Turnhallenbau in Bernried

„Ein denkwürdiger Tag“

Bernried - Das  Langzeitprojekt „Turnhallenbau“ in Bernried ist offiziell gestartet. Die  Fertigstellung ist für Januar 2017 geplant.

Was lange währt, wird endlich gut: Gestern Vormittag fiel am Bernrieder Sportplatzgelände der offizielle Startschuss für den 2,4-Millionen Euro teuren Turnhallenbau. Kommunalpolitiker, Planer und Vertreter des Sportvereins Bernried versammelten sich frohgelaunt zum symbolischen Spatenstich. Die Freude war verständlich: Mit dem Turnhallenbau geht im Klosterdorf ein langgehegter Wunsch in Erfüllung. Die ersten Plandiskussionen für das Projekt hatte es bereits 1972 gegeben.
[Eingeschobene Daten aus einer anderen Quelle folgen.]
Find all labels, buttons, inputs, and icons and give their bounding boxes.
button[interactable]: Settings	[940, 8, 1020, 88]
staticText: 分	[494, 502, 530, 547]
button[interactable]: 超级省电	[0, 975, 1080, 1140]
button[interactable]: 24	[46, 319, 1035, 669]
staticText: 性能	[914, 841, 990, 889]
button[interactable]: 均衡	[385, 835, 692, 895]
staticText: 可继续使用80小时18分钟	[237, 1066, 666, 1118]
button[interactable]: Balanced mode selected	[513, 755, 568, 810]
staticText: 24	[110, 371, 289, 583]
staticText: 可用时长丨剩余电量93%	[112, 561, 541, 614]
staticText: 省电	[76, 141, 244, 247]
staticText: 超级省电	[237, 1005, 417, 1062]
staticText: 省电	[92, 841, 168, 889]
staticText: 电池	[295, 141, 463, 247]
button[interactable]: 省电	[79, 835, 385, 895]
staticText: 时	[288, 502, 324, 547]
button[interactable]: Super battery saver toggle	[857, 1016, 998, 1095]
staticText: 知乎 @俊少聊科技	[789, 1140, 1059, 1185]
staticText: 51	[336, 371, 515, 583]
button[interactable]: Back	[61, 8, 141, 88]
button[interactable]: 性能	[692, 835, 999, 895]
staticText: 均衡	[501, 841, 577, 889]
Franz Mayr, der Vorsitzende der „Fördergemeinschaft Turnhalle Bernried e.V.“, sprach beim Spatenstich von einem „denkwürdigen Tag“, und für Gerd Schramm war die symbolische Zeremonie „ein ganz bewegender Moment“: „Wir haben über 40 Jahre für die Turnhalle gekämpft“, erinnerte der ehemalige Vorsitzende des SV Bernried an die lange Vorlaufzeit. Finanziell war das Großprojekt für den kleinen Verein einfach nicht zu stemmen. Der Bau wurde immer wieder verschoben, auch gab es stetige Planänderungen, unter anderem hatte man das Plateau am jetzigen Rathaus als Standort im Auge.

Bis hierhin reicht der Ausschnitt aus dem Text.